9. "A wish for christmas" reż. Christie Will - bardzo fajna świąteczna opowieść, w której główna
bohaterka otrzymuje od Mikołaja nietypowy prezent. Ponieważ jest osobą nieśmiałą i niepewną siebie, prosi o to, aby być bardziej asertywną i przebojową. Jej życzenie się spełnia, jednak po 24 godzinach wygasa, bohaterka ma mało czasu, aby wykorzystać swe
nowe umiejętności do zdobycia wymarzonego awansu zawodowego i idealnego mężczyzny.
10. "Święta na zamówienie" reż. Sam Irvin - zapracowany architekt, który nie ma czasu na żadne przyjemności, zostaje niejako przymuszony przez swoją rodzinę do zorganizowania
świąt u siebie. Wynajmuje więc profesjonalną dekoratorkę, która ma za zadanie przygotować dom na świątecznych gości, a także zadbać o odpowiednią atmosferę.

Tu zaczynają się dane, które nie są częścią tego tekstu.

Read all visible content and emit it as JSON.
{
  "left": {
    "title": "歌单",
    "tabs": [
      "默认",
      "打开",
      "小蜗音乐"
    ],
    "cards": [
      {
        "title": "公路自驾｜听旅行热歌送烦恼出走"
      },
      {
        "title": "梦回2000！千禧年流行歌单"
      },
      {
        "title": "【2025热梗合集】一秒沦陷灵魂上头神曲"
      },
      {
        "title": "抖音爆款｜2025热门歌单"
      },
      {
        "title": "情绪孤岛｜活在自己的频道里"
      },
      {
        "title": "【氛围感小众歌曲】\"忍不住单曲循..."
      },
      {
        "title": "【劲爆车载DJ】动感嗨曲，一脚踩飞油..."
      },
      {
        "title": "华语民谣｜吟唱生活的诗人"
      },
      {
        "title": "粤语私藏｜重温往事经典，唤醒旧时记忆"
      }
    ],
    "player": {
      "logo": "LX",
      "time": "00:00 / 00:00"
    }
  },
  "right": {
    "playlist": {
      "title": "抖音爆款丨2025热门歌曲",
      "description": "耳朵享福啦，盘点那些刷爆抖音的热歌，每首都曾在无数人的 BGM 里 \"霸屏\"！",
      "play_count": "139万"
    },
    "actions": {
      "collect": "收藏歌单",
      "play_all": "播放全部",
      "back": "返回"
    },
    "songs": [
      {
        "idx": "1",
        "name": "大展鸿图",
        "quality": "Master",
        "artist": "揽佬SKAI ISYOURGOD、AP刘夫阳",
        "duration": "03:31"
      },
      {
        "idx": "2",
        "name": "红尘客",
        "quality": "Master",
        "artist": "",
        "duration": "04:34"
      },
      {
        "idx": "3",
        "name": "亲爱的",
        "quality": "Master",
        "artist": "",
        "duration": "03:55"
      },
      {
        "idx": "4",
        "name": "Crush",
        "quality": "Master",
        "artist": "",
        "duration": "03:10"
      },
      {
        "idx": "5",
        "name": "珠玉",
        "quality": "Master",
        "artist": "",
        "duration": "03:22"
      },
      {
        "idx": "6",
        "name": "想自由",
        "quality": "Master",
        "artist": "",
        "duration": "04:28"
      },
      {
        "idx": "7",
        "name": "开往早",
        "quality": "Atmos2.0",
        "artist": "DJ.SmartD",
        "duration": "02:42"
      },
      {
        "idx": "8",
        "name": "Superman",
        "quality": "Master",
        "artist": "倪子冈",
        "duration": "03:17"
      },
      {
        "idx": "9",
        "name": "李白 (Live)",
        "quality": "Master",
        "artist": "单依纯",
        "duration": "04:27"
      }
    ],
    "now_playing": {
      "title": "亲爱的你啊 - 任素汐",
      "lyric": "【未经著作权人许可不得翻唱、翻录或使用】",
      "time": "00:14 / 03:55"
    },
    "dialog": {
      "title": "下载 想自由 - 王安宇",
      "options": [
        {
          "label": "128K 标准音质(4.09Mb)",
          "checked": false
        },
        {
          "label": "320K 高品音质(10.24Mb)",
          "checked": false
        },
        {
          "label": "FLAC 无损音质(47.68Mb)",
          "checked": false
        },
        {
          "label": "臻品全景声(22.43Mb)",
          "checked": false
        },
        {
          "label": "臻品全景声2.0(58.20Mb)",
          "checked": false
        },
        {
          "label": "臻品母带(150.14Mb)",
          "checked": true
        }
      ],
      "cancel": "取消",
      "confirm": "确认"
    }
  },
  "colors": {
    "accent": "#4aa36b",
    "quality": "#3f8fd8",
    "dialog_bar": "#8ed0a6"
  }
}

11. "Christmas wedding planner" reż. Justin G.Dyck - jedna ze słabszych produkcji świątecznych. Konsultantka ślubna, która właśnie zaczyna rozkręcać firmę ma za zadanie zorganizować wykwintny ślub swej kuzynki. W przygotowania wtrąca się jednak nachalny prywatny detektyw, będący jednocześnie ex chłopakiem panny młodej, który wyraźnie nie chce dopuścić do ślubu.
12. "Prezenty z nieba" reż. Martin Wood - bardzo fajna świąteczna opowieść, choć zero w niej śniegu i zimowej atmosfery, toczy się raczej w tropikalnym klimacie wysp Oceanu Spokojnego. To tam umiejscowiona jest baza wojskowa, która według kongresmenów w stolicy przynosi więcej strat niż pożytku. Na miejsce zostaje wysłana prężna asystentka (Kat Graham), której zadanie będzie zdyskredytować żołnierzy stacjonujących w bazie. Okazuje się jednak, że od lat przygotowują oni olbrzymią akcję charytatywną dla lokalnej społeczności, pomagającą przetrwać najbardziej potrzebującym. Asystentka wkręca się w świąteczne pomaganie.
13. "Świąteczny kalendarz" reż. Bradley Wals - również bardzo fajny świąteczny film, z super pomysłem na fabułę, ponownie z Kat Graham w roli głównej. Młoda fotografka, która musi porzucić swoje marzenia ze względów finansowych, dostaje od dziadka magiczny kalendarz adwentowy przepowiadający przyszłość. W śledzeniu przyszłości towarzyszy jej przyjaciel z dzieciństwa.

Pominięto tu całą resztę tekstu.